Both of them would come daily to college. After reaching college, they would meet their friends and catch on the latest gossip. By the time classes started they would slip out. Usually they went to the local movie theatre. Today they were whiling away their time at the park.
“That old man,” said Nalinakshan pointing at the bust.
“From here he looks like your father!” said Prakash.

He got punched for that answer. Both friends laughed at the joke.

“No seriously. I think he looks familiar.”

“What do you mean he looks familiar?”

“I think his photograph is there in our political thought book,” said Nalinakshan.

“I have not opened that book, so cannot comment.”

“Go home and check it out. I bet he is the same person. I do not remember his name but he was a leader of some tribal group.”

“His name would be there on the plaque under the bust.”

They went over to check but there was no plaque there.

“I bet you five rupees that this is the person in our book.”

“Ok, I accept the bet.”

That evening Prakash realized he had lost the bet. The statue was indeed of the man whose photograph was in their books.

The next day the two friends met in college.

“I have brought the book as proof,” said Nalinakshan.

“No, it is not required. I saw that photo at home yesterday. It is the same old clown.”

“Watch out Manickam Sir is coming!” said Prakash, whispering.

The two tried to sneak away. Manickam was their Political Thought lecturer.

“Where are you two going? I have not seen you in my class for almost a month.”
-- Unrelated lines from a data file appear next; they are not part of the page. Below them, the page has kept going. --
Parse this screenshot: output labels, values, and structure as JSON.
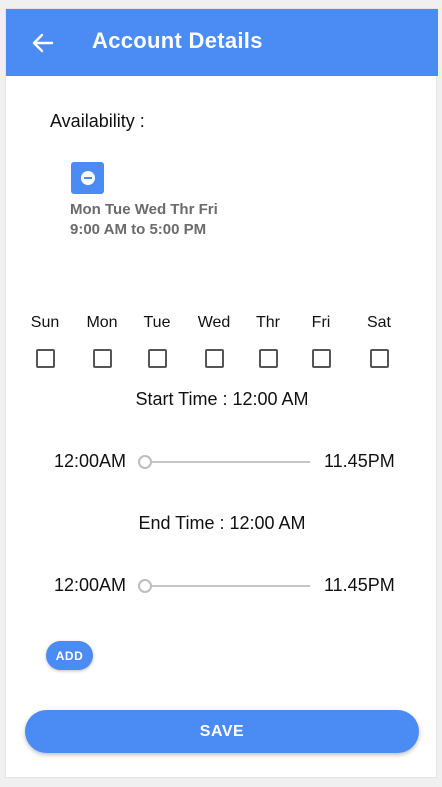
{
  "header": {
    "title": "Account Details",
    "back_icon": "arrow-left-icon",
    "background_color": "#4b8bf4"
  },
  "availability": {
    "label": "Availability :",
    "remove_icon": "minus-circle-icon",
    "entries": [
      {
        "days": "Mon Tue Wed Thr Fri",
        "hours": "9:00 AM to 5:00 PM"
      }
    ]
  },
  "days": [
    {
      "label": "Sun",
      "checked": false
    },
    {
      "label": "Mon",
      "checked": false
    },
    {
      "label": "Tue",
      "checked": false
    },
    {
      "label": "Wed",
      "checked": false
    },
    {
      "label": "Thr",
      "checked": false
    },
    {
      "label": "Fri",
      "checked": false
    },
    {
      "label": "Sat",
      "checked": false
    }
  ],
  "start_time": {
    "label": "Start Time : 12:00 AM",
    "min_label": "12:00AM",
    "max_label": "11.45PM",
    "value_fraction": 0
  },
  "end_time": {
    "label": "End Time : 12:00 AM",
    "min_label": "12:00AM",
    "max_label": "11.45PM",
    "value_fraction": 0
  },
  "buttons": {
    "add_label": "ADD",
    "save_label": "SAVE"
  }
}
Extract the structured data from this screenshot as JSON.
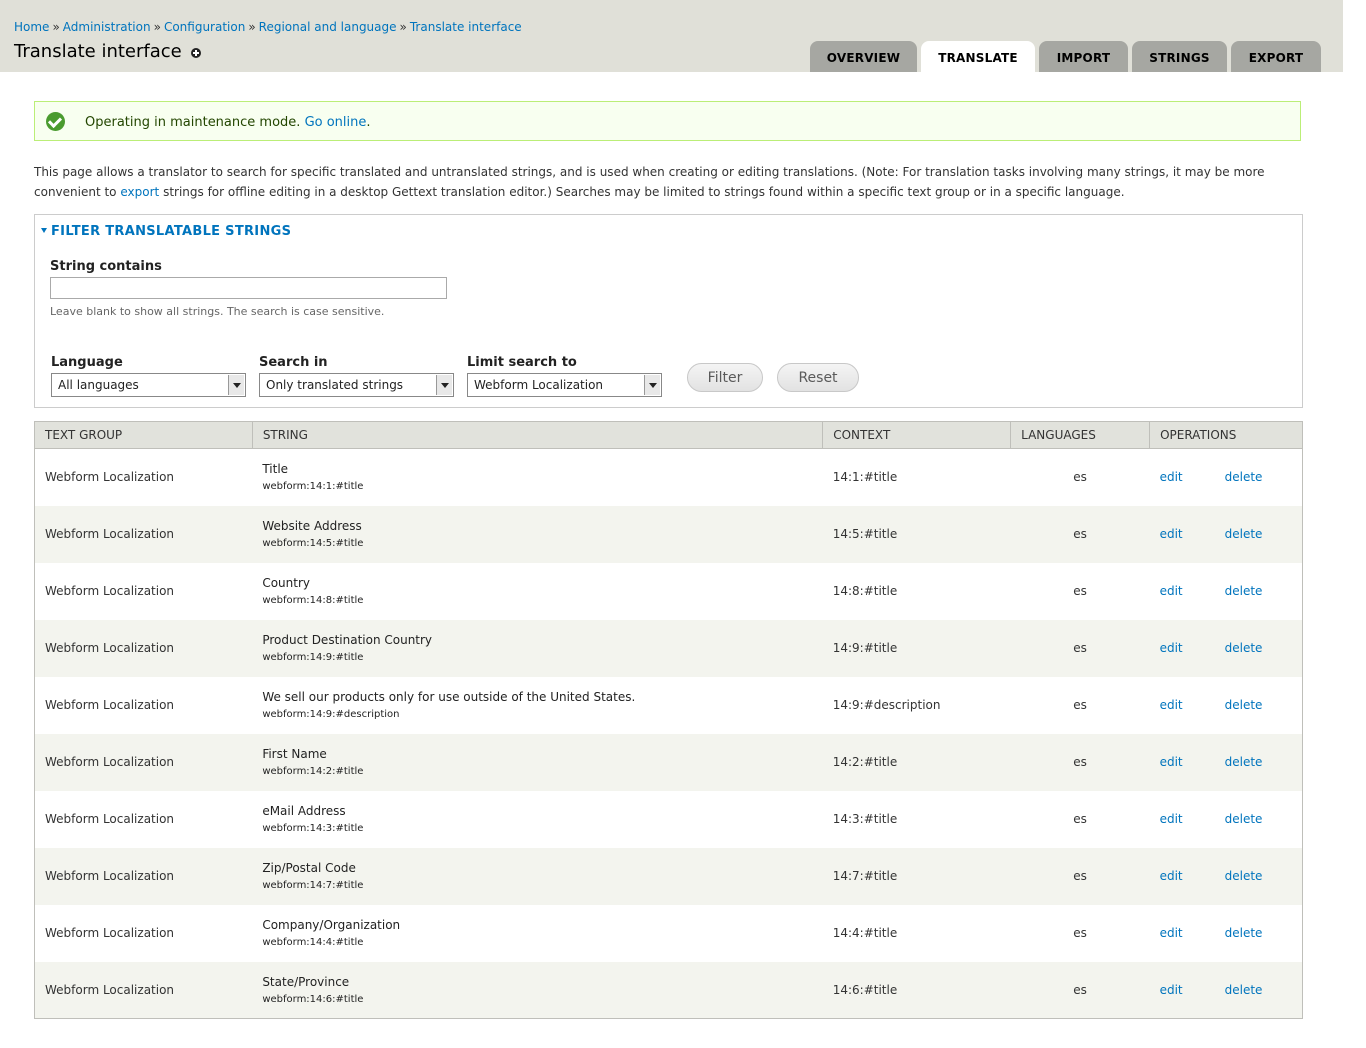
{
  "breadcrumb": [
    {
      "label": "Home"
    },
    {
      "label": "Administration"
    },
    {
      "label": "Configuration"
    },
    {
      "label": "Regional and language"
    },
    {
      "label": "Translate interface"
    }
  ],
  "breadcrumb_separator": "»",
  "page_title": "Translate interface",
  "tabs": [
    {
      "label": "OVERVIEW",
      "active": false
    },
    {
      "label": "TRANSLATE",
      "active": true
    },
    {
      "label": "IMPORT",
      "active": false
    },
    {
      "label": "STRINGS",
      "active": false
    },
    {
      "label": "EXPORT",
      "active": false
    }
  ],
  "message": {
    "text": "Operating in maintenance mode.",
    "link": "Go online",
    "tail": "."
  },
  "description": {
    "part1": "This page allows a translator to search for specific translated and untranslated strings, and is used when creating or editing translations. (Note: For translation tasks involving many strings, it may be more convenient to",
    "link": "export",
    "part2": "strings for offline editing in a desktop Gettext translation editor.) Searches may be limited to strings found within a specific text group or in a specific language."
  },
  "filter": {
    "legend": "FILTER TRANSLATABLE STRINGS",
    "string_contains_label": "String contains",
    "string_contains_value": "",
    "help": "Leave blank to show all strings. The search is case sensitive.",
    "language_label": "Language",
    "language_value": "All languages",
    "search_in_label": "Search in",
    "search_in_value": "Only translated strings",
    "limit_label": "Limit search to",
    "limit_value": "Webform Localization",
    "filter_button": "Filter",
    "reset_button": "Reset"
  },
  "table": {
    "headers": [
      "TEXT GROUP",
      "STRING",
      "CONTEXT",
      "LANGUAGES",
      "OPERATIONS"
    ],
    "edit_label": "edit",
    "delete_label": "delete",
    "rows": [
      {
        "group": "Webform Localization",
        "string": "Title",
        "location": "webform:14:1:#title",
        "context": "14:1:#title",
        "languages": "es"
      },
      {
        "group": "Webform Localization",
        "string": "Website Address",
        "location": "webform:14:5:#title",
        "context": "14:5:#title",
        "languages": "es"
      },
      {
        "group": "Webform Localization",
        "string": "Country",
        "location": "webform:14:8:#title",
        "context": "14:8:#title",
        "languages": "es"
      },
      {
        "group": "Webform Localization",
        "string": "Product Destination Country",
        "location": "webform:14:9:#title",
        "context": "14:9:#title",
        "languages": "es"
      },
      {
        "group": "Webform Localization",
        "string": "We sell our products only for use outside of the United States.",
        "location": "webform:14:9:#description",
        "context": "14:9:#description",
        "languages": "es"
      },
      {
        "group": "Webform Localization",
        "string": "First Name",
        "location": "webform:14:2:#title",
        "context": "14:2:#title",
        "languages": "es"
      },
      {
        "group": "Webform Localization",
        "string": "eMail Address",
        "location": "webform:14:3:#title",
        "context": "14:3:#title",
        "languages": "es"
      },
      {
        "group": "Webform Localization",
        "string": "Zip/Postal Code",
        "location": "webform:14:7:#title",
        "context": "14:7:#title",
        "languages": "es"
      },
      {
        "group": "Webform Localization",
        "string": "Company/Organization",
        "location": "webform:14:4:#title",
        "context": "14:4:#title",
        "languages": "es"
      },
      {
        "group": "Webform Localization",
        "string": "State/Province",
        "location": "webform:14:6:#title",
        "context": "14:6:#title",
        "languages": "es"
      }
    ]
  }
}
“Sir! We were just coming to meet you. We had a doubt?” said Prakash.

“A doubt? What doubt?” said Manickam.

He was pleased his students were asking him doubts. It rarely happened.

Prakash grabbed the book from Nalinakshan ’s hand and opened it to the page which had the old man’s photo.

“Sir! we found this man’s statue in the Municipal Park in Neyyarinkara. We did not know he was a local.”

Nalinakshan smiled. He wanted to burst out laughing but this was not the right time to laugh. The question was something which Prakash had come up with on the spur of the moment. Prakash was smart that way.

Manickam looked at the photo and then at the boys.

“You say this man’s statue is there in the park?”

“Yes Sir!” both of the boys said together.

“Hmm. That is interesting! I will have to check up on this. I was not aware there were any statues of the talaivar.”

“The who Sir?”

“The Leader – Talaivar. That is Vellai Chami the leader of the tribal who live in the Neelamani forest region. The tribal’ s called him Talaivar which means leader in their language. He was hanged by the British government. You boys are sure it is his statue?”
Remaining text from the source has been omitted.